The concept of marginal utility, a favorite of economists, is fairly simple to illustrate: a $20 bill is more useful to a financially strapped college student than, say, Bill Gates. Researchers at the University of Cambridge in England have now demonstrated the effects of marginal utility on both brain activation and speed of learning in an interesting series of experiments, as reported by Scientific American in Money Talks: A Brain Image of a Microeconomic Theory. The researchers began by assembling two groups of students, one composed of students with few assets and low income, and one with wealthier students.
They then presented the students with images that, if recognized correctly, resulted in a small financial reward (about 40 cents). The researchers found that the wealthier students took almost three times as long to learn to recognize the images associated with the reward. In addition, fMRI scans showed a difference in response between the two groups:
Researchers focused their scans on the midbrain (which contains neurons or nerve cells that produce dopamine, a neurotransmitter central to reward-based learning), and the striatum, another reward-based center located under the cerebral cortex. This time, however, the participants did not have to physically respond. “We didn’t want them to do that because there are neurons in the striatum that are responding to initiate an action of responding to reward,” [lead researcher Philippe] Tobler says. It was this response preparation that the researchers timed.
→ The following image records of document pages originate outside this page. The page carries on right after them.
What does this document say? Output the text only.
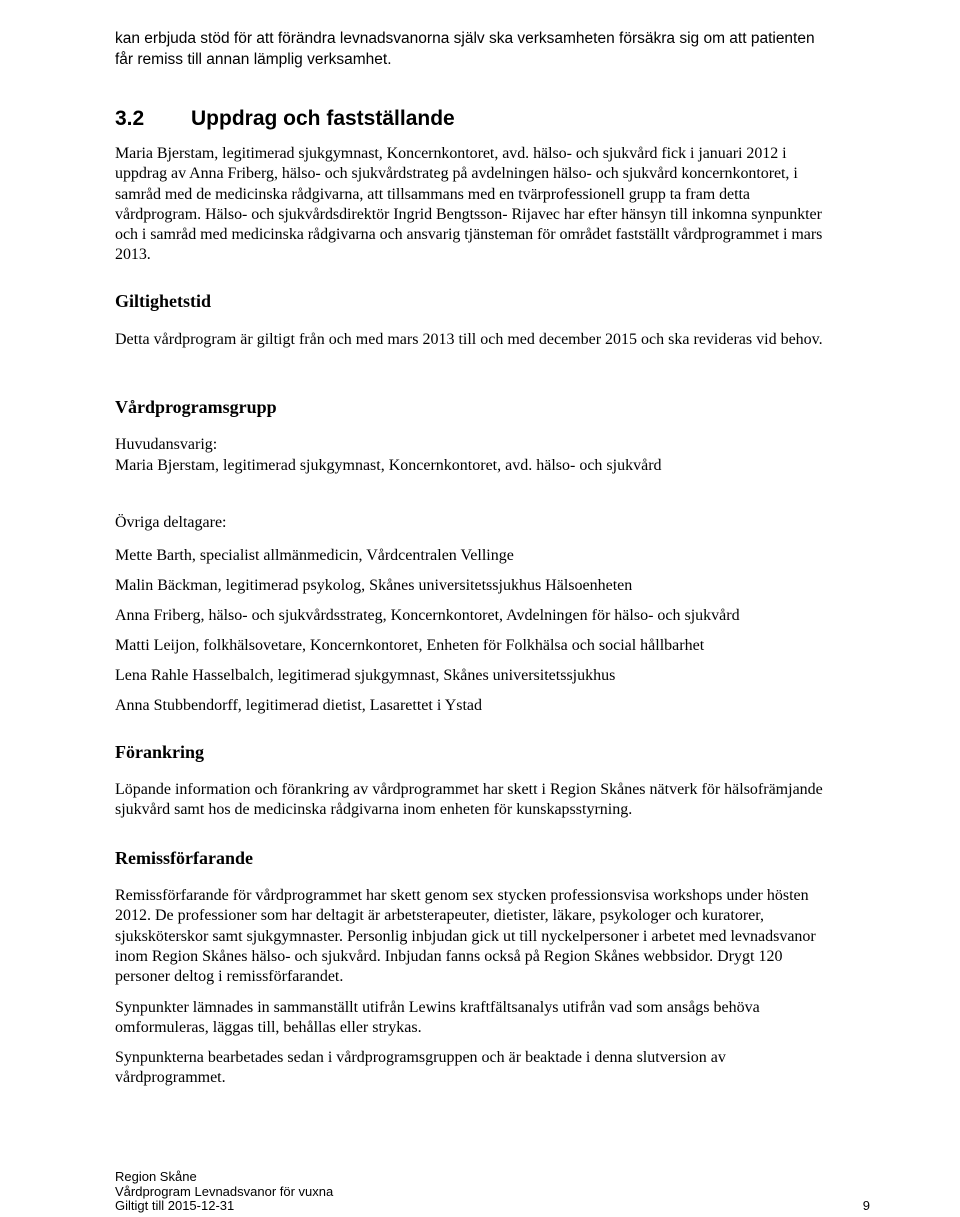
kan erbjuda stöd för att förändra levnadsvanorna själv ska verksamheten försäkra sig om att patienten får remiss till annan lämplig verksamhet.

3.2	Uppdrag och fastställande

Maria Bjerstam, legitimerad sjukgymnast, Koncernkontoret, avd. hälso- och sjukvård fick i januari 2012 i uppdrag av Anna Friberg, hälso- och sjukvårdstrateg på avdelningen hälso- och sjukvård koncernkontoret, i samråd med de medicinska rådgivarna, att tillsammans med en tvärprofessionell grupp ta fram detta vårdprogram. Hälso- och sjukvårdsdirektör Ingrid Bengtsson- Rijavec har efter hänsyn till inkomna synpunkter och i samråd med medicinska rådgivarna och ansvarig tjänsteman för området fastställt vårdprogrammet i mars 2013.

Giltighetstid

Detta vårdprogram är giltigt från och med mars 2013 till och med december 2015 och ska revideras vid behov.

Vårdprogramsgrupp

Huvudansvarig:

Maria Bjerstam, legitimerad sjukgymnast, Koncernkontoret, avd. hälso- och sjukvård

Övriga deltagare:

Mette Barth, specialist allmänmedicin, Vårdcentralen Vellinge

Malin Bäckman, legitimerad psykolog, Skånes universitetssjukhus Hälsoenheten

Anna Friberg, hälso- och sjukvårdsstrateg, Koncernkontoret, Avdelningen för hälso- och sjukvård

Matti Leijon, folkhälsovetare, Koncernkontoret, Enheten för Folkhälsa och social hållbarhet

Lena Rahle Hasselbalch, legitimerad sjukgymnast, Skånes universitetssjukhus

Anna Stubbendorff, legitimerad dietist, Lasarettet i Ystad

Förankring

Löpande information och förankring av vårdprogrammet har skett i Region Skånes nätverk för hälsofrämjande sjukvård samt hos de medicinska rådgivarna inom enheten för kunskapsstyrning.

Remissförfarande

Remissförfarande för vårdprogrammet har skett genom sex stycken professionsvisa workshops under hösten 2012. De professioner som har deltagit är arbetsterapeuter, dietister, läkare, psykologer och kuratorer, sjuksköterskor samt sjukgymnaster. Personlig inbjudan gick ut till nyckelpersoner i arbetet med levnadsvanor inom Region Skånes hälso- och sjukvård. Inbjudan fanns också på Region Skånes webbsidor. Drygt 120 personer deltog i remissförfarandet.

Synpunkter lämnades in sammanställt utifrån Lewins kraftfältsanalys utifrån vad som ansågs behöva omformuleras, läggas till, behållas eller strykas.

Synpunkterna bearbetades sedan i vårdprogramsgruppen och är beaktade i denna slutversion av vårdprogrammet.

Region Skåne
Vårdprogram Levnadsvanor för vuxna
Giltigt till 2015-12-31	9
Once again, an inverse association between wealth and learning appeared, with poor people displaying more increased activity in the midbrain and striatum when compared with the more affluent subjects.
The research has generated mixed opinions on the Web. Jonah Lehrer at The Frontal Cortex notes, ‘I think there is solid scientific evidence that the brain has a generalized reward system. In fact, the reward system inside our brain actually supports the vagueness of economic utility theory since just about anything can become a reward, at least according to these “reward neurons”. ‘ The Economists View, meanwhile, finds fault with the approach used in the research, “I don’t see how this allows utility to be measured and compared across individuals. They measure learning time or the amount of activity in a defined region of the brain, not utility. Utility must be inferred…”
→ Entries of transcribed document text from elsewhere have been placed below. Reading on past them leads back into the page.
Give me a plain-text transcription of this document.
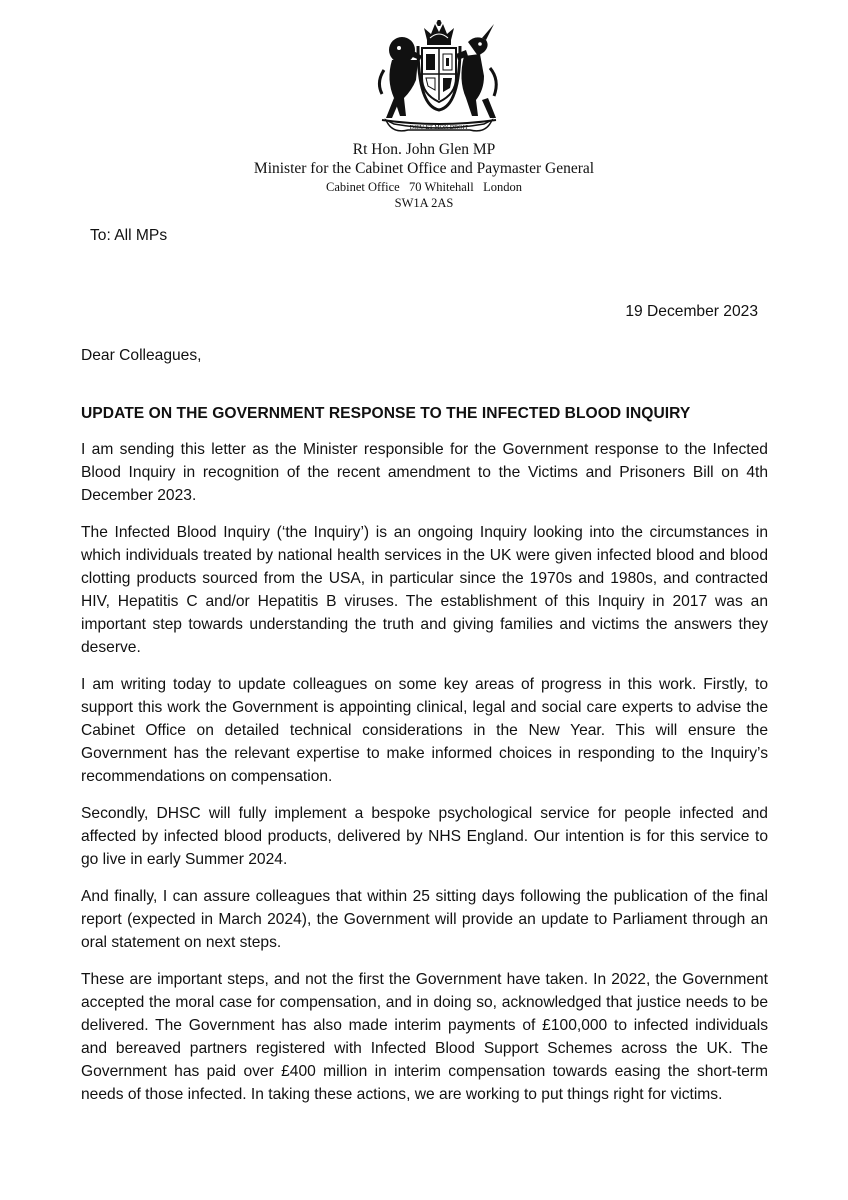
DIEU ET MON DROIT
Rt Hon. John Glen MP
Minister for the Cabinet Office and Paymaster General
Cabinet Office   70 Whitehall   London
SW1A 2AS
To: All MPs
19 December 2023
Dear Colleagues,
UPDATE ON THE GOVERNMENT RESPONSE TO THE INFECTED BLOOD INQUIRY

I am sending this letter as the Minister responsible for the Government response to the Infected Blood Inquiry in recognition of the recent amendment to the Victims and Prisoners Bill on 4th December 2023.

The Infected Blood Inquiry (‘the Inquiry’) is an ongoing Inquiry looking into the circumstances in which individuals treated by national health services in the UK were given infected blood and blood clotting products sourced from the USA, in particular since the 1970s and 1980s, and contracted HIV, Hepatitis C and/or Hepatitis B viruses. The establishment of this Inquiry in 2017 was an important step towards understanding the truth and giving families and victims the answers they deserve.

I am writing today to update colleagues on some key areas of progress in this work. Firstly, to support this work the Government is appointing clinical, legal and social care experts to advise the Cabinet Office on detailed technical considerations in the New Year. This will ensure the Government has the relevant expertise to make informed choices in responding to the Inquiry’s recommendations on compensation.

Secondly, DHSC will fully implement a bespoke psychological service for people infected and affected by infected blood products, delivered by NHS England. Our intention is for this service to go live in early Summer 2024.

And finally, I can assure colleagues that within 25 sitting days following the publication of the final report (expected in March 2024), the Government will provide an update to Parliament through an oral statement on next steps.

These are important steps, and not the first the Government have taken. In 2022, the Government accepted the moral case for compensation, and in doing so, acknowledged that justice needs to be delivered. The Government has also made interim payments of £100,000 to infected individuals and bereaved partners registered with Infected Blood Support Schemes across the UK. The Government has paid over £400 million in interim compensation towards easing the short-term needs of those infected. In taking these actions, we are working to put things right for victims.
That people with less money might react more strongly to a small financial incentive is hardly news to marketers, whether or not they are neuromarketing enthusiasts. Still, marketers should note that there is apparently a lot going on without the conscious awareness of the individuals. The wealthier subjects didn’t decide to learn more slowly, or not pay attention. Rather, it seems the reward had lower impact at the brain chemistry level, resulting in a less effective learning process.
Marketers using financial incentives should be aware of this differential, whether it’s a cents-off grocery coupon or a multi-thousand dollar auto rebate. Individuals exposed to the offer won’t necessarily process the information in a rational, dollars-and-cents manner; rather, the impact of the offer on the price of the product may be less important than the marginal utility of the savings to that particular consumer.